Njoku was selling the dream of ­creating an internet-based distribution channel for Nollywood at about the same time that Google was expanding its YouTube partner ­programme.

An enormous new audience
Introduced to the world in beta in 2005, YouTube was officially launched that December. More than eight million videos were watched on the channel daily; six months later YouTube was acquired by Google for $1.65-billion and by May last year it was exceeding two billion views a day.

The YouTube partner programme enables people like Njoku to make money on advertising that is shown through their content. The programme expanded to Africa this past year, which meant that anyone with a cellphone, free editing software and a big idea could start carving a lucrative career as an internet film director.

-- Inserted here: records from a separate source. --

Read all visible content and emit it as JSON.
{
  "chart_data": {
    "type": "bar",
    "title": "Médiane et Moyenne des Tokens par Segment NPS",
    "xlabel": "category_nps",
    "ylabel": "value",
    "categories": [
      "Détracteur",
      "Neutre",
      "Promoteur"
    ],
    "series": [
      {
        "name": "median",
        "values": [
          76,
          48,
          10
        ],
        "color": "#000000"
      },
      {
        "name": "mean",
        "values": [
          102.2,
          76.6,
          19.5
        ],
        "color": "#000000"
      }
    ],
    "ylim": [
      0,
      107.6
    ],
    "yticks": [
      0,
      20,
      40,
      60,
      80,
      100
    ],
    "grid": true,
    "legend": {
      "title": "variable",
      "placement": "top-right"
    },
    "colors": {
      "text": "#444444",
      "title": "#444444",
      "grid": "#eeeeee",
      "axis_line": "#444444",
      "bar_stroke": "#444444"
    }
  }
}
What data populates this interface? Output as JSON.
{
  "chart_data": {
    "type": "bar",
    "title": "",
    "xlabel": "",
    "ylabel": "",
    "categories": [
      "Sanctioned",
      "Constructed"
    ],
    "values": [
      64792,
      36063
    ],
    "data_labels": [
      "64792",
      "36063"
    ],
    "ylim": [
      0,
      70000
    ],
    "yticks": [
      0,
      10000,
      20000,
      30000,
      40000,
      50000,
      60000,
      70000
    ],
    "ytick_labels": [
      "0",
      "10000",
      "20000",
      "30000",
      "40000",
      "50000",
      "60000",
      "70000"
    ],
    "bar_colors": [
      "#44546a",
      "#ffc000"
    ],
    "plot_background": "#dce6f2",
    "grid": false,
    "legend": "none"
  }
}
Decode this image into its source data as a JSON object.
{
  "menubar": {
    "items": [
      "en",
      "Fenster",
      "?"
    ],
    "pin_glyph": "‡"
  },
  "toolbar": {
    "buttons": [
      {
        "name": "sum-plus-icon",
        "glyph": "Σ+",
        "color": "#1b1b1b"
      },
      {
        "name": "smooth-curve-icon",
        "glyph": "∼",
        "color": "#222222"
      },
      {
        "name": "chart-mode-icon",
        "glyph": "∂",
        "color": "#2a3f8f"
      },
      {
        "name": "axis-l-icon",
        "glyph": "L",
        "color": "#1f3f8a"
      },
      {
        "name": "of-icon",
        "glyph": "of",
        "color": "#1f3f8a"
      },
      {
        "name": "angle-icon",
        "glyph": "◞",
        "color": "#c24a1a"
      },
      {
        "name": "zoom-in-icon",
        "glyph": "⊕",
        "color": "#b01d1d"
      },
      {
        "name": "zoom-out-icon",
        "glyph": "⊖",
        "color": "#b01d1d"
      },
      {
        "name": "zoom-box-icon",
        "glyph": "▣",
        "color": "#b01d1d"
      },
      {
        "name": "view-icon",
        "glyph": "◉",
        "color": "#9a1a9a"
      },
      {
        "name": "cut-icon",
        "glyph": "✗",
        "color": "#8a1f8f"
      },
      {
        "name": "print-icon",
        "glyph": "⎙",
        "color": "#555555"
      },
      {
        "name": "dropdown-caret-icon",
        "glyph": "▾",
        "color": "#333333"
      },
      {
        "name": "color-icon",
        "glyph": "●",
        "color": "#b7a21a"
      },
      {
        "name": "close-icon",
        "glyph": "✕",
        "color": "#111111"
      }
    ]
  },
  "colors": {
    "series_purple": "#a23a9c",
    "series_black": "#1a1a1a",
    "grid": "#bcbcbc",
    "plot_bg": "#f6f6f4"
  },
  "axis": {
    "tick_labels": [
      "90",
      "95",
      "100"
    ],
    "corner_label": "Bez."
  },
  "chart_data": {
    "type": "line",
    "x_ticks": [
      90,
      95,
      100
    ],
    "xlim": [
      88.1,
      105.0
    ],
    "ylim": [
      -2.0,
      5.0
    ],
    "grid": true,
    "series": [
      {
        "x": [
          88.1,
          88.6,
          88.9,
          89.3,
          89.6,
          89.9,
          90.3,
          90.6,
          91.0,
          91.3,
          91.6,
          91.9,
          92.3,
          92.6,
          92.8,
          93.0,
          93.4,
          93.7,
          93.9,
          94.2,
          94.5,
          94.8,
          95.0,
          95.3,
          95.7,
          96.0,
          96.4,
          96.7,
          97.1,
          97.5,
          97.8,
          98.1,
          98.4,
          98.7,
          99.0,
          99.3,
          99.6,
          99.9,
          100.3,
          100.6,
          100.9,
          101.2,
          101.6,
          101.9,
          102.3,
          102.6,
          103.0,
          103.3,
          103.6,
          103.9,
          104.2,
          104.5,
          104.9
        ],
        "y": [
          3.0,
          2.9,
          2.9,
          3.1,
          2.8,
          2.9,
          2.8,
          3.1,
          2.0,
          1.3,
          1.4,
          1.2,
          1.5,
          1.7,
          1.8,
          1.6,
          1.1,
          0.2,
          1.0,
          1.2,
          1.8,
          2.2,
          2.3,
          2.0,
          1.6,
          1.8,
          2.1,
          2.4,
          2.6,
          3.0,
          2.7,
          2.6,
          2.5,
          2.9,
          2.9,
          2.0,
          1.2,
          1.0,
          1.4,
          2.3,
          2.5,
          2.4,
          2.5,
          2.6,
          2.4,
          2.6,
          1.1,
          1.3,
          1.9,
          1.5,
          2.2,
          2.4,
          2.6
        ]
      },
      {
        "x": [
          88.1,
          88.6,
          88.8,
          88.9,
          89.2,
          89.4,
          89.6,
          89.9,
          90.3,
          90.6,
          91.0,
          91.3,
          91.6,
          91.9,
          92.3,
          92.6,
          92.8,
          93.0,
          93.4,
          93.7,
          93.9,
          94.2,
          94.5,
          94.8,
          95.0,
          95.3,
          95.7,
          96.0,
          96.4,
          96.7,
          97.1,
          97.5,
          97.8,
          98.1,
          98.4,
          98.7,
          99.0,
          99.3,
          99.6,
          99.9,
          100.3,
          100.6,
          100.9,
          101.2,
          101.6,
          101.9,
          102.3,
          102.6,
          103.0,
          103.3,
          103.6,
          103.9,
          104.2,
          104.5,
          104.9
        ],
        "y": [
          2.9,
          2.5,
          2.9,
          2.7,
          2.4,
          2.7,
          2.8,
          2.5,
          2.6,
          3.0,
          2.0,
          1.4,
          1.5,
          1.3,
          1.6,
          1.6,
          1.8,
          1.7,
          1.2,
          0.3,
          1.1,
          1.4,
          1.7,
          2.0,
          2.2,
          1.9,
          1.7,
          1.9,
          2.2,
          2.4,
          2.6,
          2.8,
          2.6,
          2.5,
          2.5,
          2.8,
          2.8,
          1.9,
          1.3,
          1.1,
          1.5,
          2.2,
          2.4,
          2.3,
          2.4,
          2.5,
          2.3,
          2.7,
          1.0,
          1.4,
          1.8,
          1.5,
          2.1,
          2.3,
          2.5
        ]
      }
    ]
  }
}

In local currency top channel owners on the continent make about R60?000 a month.

Njoku is now one of Africa’s rising YouTube stars, with his hugely popular channel called Nollywood Love.

“I created a marketplace that ­valued Nollywood content at a price that was acceptable to producers, but for Nollywood Love to succeed I needed a huge catalogue.”

Njoku initially bought older movies that were no longer sold to the local market, but that proved hugely ­popular when uploaded in their entirety on YouTube.

Late last year he moved back to Lagos so that he could be in direct contact with the people who make the movies. By the end of the year he had acquired the rights to 200 ­movies in a partnership with his financier and friend from university, ­Bastian Gotter.

The Nollywood dream
Still an emerging business that is only seven months old, in June Nollywood Love got about nine million views from 1.2-million unique visitors in 231 countries. “The traffic comes primarily from countries that are broadband rich and our biggest market is in the US, which makes sense if you consider the ­African diaspora and broadband ­penetration,” Njoku said.

Thanks to him and YouTube, Nollywood is undergoing a rebirth.

“Nollywood is a national treasure that needs to be nurtured. Nigerians can often be glib about their local film industry, but if they truly understood the power, resilience and staying ­factor of Nollywood they would treasure it a whole lot more.”